IRVINE — Hoag Memorial Hospital Presbyterian is known for providing high quality health care in Newport Beach.
Since Hoag Hospital's inception in 1952, it has quadrupled in size — from 75 to 498 beds — and has quickly become a leader in cancer, vascular, neurological and orthopedic research.
On Sept. 1, Hoag Hospital Irvine will expand the hospital's reach into a neighboring city.
"Our goal is for Hoag Hospital Irvine to deliver the same excellence in care patients have come know from Hoag's Newport Beach campus to Irvine and South County residents," said Robert Braithwaite, chief administrative officer for Hoag Hospital Irvine.
Formerly known as Irvine Regional Hospital and Medical Center, a year of renovations has given the facility a new life.
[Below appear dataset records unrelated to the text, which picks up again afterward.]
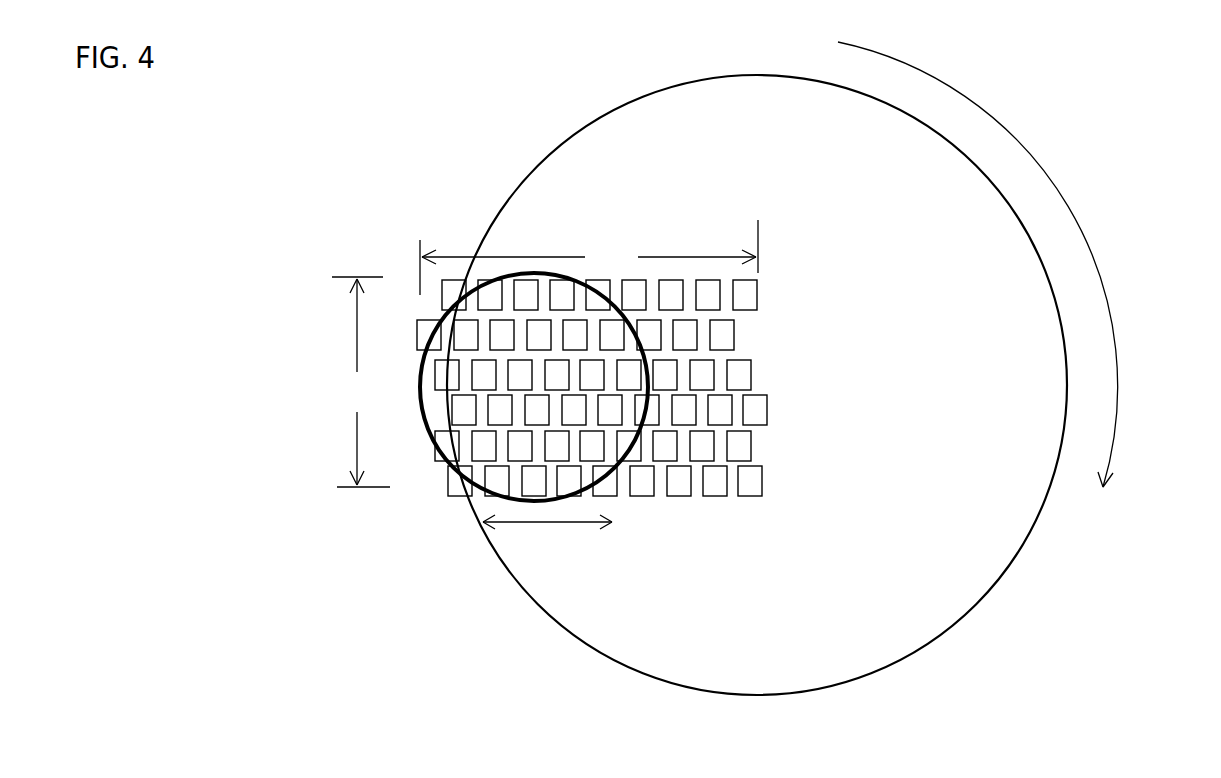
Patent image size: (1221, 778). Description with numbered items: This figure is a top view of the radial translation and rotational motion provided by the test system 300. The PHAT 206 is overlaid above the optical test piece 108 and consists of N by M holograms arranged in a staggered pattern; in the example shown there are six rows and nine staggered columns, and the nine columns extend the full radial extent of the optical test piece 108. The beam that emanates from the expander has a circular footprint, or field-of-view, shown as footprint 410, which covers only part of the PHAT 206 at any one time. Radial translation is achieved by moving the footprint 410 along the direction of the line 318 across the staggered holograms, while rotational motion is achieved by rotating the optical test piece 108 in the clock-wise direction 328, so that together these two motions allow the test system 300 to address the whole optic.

The optical test piece 108 is at (977, 597).
The test system 300 is at (540, 70).
The PHAT 206 is at (743, 332).
The footprint 410 is at (495, 275).
The line 318 is at (550, 557).
The clock-wise direction 328 is at (1085, 250).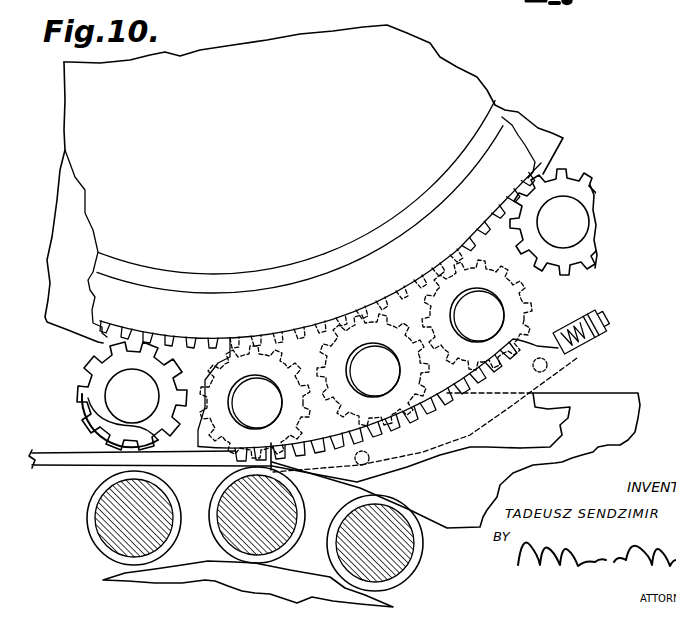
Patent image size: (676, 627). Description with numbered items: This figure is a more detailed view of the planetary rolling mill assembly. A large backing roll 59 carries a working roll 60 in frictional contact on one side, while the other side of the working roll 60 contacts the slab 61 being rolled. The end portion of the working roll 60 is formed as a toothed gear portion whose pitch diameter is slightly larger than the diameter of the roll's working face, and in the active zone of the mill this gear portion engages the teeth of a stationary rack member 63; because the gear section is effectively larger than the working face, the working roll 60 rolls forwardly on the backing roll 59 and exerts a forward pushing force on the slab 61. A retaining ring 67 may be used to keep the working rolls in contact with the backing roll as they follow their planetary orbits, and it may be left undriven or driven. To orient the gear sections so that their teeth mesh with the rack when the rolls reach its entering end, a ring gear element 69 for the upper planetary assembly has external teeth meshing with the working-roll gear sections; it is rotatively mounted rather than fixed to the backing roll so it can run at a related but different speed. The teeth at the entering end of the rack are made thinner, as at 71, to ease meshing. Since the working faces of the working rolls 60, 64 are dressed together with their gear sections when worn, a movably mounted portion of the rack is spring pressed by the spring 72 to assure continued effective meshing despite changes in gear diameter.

The backing roll 59 is at (304, 184).
The working roll 60 is at (92, 422).
The slab 61 is at (622, 398).
The stationary rack member 63 is at (387, 410).
The working roll 64 is at (227, 490).
The retaining ring 67 is at (312, 322).
The ring gear element 69 is at (358, 255).
The thinner teeth at the entering end of the rack 71 is at (520, 357).
The spring 72 is at (590, 353).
Known for the cotton candy pink interior, Hoag channeled the surrounding areas and found inspiration in Irvine's nature, using a palette of warm neutrals and greens.
The total cost of the new hospital is estimated at $84 million, and it's clear that the new campus, although smaller than its Newport sibling, will be pushing the envelope in terms of cutting-edge medical technology.
"Our goal is for Hoag Hospital Irvine to deliver the same excellence in care patients have come know from Hoag's Newport Beach campus to Irvine and South County residents," Braithwaite said.
The radiology department is a prime example of their investment, which features an open-bore MRI, two state-of-the-art catheterization labs and the only high-definition low-dose radiation CT scanner in the region.
At roughly 244,000-square-feet with 154 patient beds, the facility will serve as an extension to the Newport hospital, allowing residents who live farther south a chance to enjoy the benefits of Hoag care. The acute care general hospital will offer a variety of services, both inpatient and outpatient, along with a fully staffed emergency room.
Hoag plans to employ about 800 people at the new campus at 16200 Sand Canyon Ave.
Braithwaite believes the new facility is an important addition for Orange County residents.
"We took great care to research and design a hospital that not only will offer progressive care now, but create a platform for high-quality care that can grow with the needs of Irvine and South Orange County," he said.